Laura Luna Castillo uses strategies perfected by ambient music and beatless electronica to create thick slices of slow-moving drama. ‘Isolarios’, her 2014 release for Baba Vanga, wove dense drones in hazy patterns, with waves of flickering electronics unfurling like a foggy winter sunrise. ‘Laminares’ is just as absorbing, but less pristine – due, perhaps, to that fact that many of the cuts here started off as field recordings. But the ruffled, grainy textures also reflect Castillo’s willingness to rub grit in her perfect surfaces, while giving the low-end sufficient room to glower.
The result is a set of wondrous, wide-eyed pulsations that exploit their repeating chord structures and looping, fragmentary melodies to the max, swapping the airless stasis prevalent across the ambient continuum for gradual, massive shifts and seismic undulations.
Castillo’s grasp of dynamics is key to moving ‘Laminares’ out of the synthetic ordinary.

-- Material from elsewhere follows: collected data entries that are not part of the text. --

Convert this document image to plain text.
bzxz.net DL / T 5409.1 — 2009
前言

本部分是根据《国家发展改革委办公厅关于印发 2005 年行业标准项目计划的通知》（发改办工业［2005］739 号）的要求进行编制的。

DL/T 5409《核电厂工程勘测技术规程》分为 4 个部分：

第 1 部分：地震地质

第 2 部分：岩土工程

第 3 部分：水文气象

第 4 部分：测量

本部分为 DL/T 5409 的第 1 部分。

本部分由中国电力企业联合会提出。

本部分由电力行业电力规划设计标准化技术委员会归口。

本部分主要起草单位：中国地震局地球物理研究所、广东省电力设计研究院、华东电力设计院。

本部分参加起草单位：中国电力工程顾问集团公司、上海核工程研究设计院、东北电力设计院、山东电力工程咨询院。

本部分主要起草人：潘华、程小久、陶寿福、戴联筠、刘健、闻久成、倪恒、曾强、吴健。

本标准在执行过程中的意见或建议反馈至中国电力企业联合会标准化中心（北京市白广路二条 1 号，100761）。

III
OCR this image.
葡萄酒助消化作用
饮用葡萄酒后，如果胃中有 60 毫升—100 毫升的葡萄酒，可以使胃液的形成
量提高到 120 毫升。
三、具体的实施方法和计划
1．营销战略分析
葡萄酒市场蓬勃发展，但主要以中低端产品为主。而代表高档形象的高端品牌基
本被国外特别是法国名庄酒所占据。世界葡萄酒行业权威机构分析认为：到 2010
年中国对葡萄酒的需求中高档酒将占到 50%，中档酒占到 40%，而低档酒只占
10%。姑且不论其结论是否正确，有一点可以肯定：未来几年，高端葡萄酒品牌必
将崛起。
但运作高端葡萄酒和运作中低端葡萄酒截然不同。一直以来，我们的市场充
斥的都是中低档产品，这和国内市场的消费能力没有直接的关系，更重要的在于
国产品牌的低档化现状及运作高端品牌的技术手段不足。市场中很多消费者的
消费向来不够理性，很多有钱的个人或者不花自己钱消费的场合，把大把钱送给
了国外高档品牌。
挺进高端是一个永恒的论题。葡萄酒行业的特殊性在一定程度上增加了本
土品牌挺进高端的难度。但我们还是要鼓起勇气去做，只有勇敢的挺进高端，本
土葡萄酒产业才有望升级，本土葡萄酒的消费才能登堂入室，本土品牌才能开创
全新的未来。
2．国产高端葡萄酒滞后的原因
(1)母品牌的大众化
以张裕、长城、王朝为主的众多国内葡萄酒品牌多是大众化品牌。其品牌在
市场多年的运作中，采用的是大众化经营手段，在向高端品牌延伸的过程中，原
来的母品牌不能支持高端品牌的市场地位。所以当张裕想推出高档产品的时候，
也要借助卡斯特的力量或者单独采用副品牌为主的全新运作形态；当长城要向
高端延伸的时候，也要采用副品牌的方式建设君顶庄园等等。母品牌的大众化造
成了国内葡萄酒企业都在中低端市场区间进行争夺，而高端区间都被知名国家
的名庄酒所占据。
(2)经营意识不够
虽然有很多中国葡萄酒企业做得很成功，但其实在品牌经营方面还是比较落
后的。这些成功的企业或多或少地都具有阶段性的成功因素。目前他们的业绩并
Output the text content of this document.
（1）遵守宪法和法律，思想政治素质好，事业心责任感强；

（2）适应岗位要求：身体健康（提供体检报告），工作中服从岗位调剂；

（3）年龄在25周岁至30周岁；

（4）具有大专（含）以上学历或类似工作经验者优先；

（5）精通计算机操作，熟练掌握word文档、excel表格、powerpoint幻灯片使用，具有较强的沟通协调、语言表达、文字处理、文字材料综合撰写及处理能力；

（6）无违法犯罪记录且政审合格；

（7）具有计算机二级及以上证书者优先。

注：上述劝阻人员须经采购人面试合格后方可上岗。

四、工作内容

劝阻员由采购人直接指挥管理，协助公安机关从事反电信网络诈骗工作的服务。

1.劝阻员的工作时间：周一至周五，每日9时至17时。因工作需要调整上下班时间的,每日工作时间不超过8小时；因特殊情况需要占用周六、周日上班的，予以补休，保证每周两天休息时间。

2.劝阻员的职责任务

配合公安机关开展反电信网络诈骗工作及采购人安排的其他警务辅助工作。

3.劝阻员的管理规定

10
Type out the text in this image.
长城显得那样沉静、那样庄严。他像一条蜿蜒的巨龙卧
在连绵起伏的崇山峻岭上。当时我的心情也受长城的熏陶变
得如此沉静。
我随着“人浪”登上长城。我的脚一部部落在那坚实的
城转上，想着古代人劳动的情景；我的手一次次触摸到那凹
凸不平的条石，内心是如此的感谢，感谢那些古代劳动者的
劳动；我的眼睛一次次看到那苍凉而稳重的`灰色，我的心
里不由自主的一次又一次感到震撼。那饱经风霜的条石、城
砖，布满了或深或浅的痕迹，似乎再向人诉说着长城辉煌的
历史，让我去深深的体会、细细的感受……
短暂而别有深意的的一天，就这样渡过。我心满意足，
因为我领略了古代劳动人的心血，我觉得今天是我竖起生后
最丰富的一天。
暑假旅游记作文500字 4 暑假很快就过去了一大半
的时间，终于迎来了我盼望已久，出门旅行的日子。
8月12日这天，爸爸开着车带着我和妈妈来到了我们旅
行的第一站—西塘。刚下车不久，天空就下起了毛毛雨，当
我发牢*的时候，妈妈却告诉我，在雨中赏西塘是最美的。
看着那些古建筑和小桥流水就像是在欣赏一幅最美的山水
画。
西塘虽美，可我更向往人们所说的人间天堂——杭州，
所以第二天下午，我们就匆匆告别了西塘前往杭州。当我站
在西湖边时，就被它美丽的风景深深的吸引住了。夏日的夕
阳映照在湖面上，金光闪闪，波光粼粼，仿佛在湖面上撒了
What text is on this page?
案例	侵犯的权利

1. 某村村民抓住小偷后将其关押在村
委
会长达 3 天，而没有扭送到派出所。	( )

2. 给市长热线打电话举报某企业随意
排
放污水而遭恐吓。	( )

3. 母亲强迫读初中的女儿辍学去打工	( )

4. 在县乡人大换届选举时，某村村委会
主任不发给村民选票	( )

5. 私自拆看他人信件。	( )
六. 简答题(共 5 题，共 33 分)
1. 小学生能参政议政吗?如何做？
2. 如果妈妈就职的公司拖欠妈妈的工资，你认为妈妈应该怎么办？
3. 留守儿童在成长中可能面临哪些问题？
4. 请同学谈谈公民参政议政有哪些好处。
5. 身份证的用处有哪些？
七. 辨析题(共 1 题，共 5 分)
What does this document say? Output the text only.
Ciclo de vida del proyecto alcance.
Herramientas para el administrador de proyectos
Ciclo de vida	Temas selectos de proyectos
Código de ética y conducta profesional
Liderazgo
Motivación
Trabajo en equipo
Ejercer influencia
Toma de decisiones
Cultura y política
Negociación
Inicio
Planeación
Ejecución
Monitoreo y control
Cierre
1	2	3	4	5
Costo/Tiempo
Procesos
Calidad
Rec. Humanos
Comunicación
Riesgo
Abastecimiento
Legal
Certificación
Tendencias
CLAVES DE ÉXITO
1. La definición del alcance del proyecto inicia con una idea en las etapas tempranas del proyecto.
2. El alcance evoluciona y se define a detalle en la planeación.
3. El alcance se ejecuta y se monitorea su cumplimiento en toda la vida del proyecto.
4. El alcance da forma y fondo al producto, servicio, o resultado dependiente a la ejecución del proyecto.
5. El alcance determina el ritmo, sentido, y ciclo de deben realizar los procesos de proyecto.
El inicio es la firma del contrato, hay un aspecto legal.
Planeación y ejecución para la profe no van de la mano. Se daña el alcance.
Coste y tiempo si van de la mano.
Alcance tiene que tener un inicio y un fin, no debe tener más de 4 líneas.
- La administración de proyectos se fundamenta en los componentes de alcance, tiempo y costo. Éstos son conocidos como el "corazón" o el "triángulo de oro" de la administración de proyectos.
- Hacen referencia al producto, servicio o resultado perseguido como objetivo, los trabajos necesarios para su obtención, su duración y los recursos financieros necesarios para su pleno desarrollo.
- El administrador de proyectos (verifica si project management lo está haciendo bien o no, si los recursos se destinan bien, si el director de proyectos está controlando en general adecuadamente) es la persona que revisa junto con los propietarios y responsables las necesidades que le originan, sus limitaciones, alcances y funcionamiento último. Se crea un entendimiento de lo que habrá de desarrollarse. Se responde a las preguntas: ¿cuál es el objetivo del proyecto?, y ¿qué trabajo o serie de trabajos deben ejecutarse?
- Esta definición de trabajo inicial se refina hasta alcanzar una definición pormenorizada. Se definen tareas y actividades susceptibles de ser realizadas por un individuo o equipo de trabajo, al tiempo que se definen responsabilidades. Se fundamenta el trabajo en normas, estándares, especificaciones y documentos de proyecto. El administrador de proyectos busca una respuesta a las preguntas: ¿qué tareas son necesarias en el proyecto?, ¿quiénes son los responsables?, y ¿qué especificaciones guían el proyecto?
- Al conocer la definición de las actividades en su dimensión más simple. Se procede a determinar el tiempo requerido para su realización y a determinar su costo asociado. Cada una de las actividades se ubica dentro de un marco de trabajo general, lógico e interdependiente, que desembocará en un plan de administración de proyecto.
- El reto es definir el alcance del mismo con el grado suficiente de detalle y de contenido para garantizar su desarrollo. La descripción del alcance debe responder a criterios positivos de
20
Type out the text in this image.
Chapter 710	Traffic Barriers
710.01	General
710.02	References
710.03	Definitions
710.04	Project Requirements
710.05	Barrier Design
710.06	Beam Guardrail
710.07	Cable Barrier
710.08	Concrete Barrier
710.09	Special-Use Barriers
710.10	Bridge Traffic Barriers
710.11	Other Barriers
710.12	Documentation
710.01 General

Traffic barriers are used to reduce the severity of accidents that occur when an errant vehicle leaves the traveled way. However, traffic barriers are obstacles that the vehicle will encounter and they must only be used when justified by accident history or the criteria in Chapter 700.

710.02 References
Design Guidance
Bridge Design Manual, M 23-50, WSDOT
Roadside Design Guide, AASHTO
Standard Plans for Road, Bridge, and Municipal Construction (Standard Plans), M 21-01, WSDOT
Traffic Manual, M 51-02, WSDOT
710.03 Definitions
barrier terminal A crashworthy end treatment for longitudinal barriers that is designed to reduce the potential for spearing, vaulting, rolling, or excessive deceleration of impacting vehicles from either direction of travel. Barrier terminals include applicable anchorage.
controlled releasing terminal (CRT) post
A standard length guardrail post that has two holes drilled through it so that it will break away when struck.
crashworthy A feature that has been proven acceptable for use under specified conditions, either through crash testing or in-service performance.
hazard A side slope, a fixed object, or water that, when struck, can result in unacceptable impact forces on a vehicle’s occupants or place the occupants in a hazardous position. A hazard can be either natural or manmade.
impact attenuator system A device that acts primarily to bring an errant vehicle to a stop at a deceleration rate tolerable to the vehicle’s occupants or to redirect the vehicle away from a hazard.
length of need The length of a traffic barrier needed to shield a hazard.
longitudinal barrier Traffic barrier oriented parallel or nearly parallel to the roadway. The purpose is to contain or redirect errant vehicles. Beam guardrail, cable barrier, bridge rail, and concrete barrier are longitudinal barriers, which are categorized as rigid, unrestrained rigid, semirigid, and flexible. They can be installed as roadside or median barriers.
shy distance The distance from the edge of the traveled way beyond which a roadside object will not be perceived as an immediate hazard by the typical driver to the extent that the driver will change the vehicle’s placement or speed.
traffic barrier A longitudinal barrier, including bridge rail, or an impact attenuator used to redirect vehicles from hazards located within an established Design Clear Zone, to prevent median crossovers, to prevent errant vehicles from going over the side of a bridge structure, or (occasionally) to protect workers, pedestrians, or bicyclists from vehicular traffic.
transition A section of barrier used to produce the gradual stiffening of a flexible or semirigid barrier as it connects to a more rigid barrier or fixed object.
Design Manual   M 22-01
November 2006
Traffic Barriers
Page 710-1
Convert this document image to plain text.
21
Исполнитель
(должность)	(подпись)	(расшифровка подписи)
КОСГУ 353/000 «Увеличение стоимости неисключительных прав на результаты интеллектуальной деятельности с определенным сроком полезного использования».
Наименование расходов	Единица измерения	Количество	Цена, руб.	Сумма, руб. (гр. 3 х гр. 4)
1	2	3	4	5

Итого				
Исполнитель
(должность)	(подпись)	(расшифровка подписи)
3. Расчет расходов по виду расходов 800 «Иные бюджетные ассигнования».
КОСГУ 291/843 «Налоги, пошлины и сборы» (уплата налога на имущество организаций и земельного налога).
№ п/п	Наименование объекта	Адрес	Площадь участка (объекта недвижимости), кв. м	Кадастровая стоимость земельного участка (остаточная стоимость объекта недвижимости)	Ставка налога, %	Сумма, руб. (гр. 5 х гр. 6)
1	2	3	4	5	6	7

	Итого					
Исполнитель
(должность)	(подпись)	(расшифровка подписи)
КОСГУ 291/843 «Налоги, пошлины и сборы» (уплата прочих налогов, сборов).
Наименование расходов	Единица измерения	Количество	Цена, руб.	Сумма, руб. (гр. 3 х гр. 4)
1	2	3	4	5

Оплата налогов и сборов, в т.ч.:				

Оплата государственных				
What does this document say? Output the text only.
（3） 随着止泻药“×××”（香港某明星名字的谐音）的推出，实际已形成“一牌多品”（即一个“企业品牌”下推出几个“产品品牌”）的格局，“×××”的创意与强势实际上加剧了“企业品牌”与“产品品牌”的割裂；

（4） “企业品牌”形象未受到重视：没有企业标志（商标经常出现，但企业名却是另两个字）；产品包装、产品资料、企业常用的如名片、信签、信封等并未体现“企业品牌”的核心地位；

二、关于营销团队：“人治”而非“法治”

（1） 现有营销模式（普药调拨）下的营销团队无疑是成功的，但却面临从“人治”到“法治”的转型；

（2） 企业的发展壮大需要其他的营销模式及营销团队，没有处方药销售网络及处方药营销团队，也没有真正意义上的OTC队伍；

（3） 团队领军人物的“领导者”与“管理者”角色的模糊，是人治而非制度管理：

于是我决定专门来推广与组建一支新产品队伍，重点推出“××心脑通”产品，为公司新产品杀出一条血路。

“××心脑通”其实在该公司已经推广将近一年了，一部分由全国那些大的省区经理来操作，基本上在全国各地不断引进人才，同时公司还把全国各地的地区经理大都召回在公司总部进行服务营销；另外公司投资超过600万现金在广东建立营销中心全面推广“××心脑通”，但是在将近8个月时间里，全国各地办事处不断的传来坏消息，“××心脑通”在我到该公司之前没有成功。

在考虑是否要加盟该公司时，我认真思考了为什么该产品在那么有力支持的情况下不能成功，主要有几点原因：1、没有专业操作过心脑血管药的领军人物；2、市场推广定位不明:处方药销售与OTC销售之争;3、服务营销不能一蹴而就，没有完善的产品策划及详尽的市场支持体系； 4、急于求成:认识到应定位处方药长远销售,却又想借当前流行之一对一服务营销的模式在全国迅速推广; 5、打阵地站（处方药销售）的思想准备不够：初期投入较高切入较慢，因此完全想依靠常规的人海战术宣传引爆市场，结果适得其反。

The lack of drums means that rhythms are submerged rather than explicit. But they’re always present, whether through looping samples, hypnotic arpeggios or repeating synth mantras, locking together as if they were parts of a vast and mysterious mechanism.
In ‘Nebulae’, glistening whorls of gloop spiral within the hiss of breathy exhalations, as a three-note bass ostinato grumbles in the background. ‘Skafandrem’ sets Tereza Klenorová’s urgent vocal whispers against the soft-edged coo of a church organ, before everything is drowned out in an outbreak of waltzing burbles and slurred proclamations.
The epic ‘Extrasolar’ is both the longest and most rewarding piece here, its layers of gleaming pulsations quivering like a biological robot, simultaneously metallic and alive. Over nearly 11 minutes its juddering, twitching components work themselves into a hypnotic state of slo-motion euphoria, with another one of those gritty basslines shepherding a gaggle of computerised beeps, helicopter thuds and frenetic keyboard stabs onwards, crawling toward some unknown cyborg utopia to be born.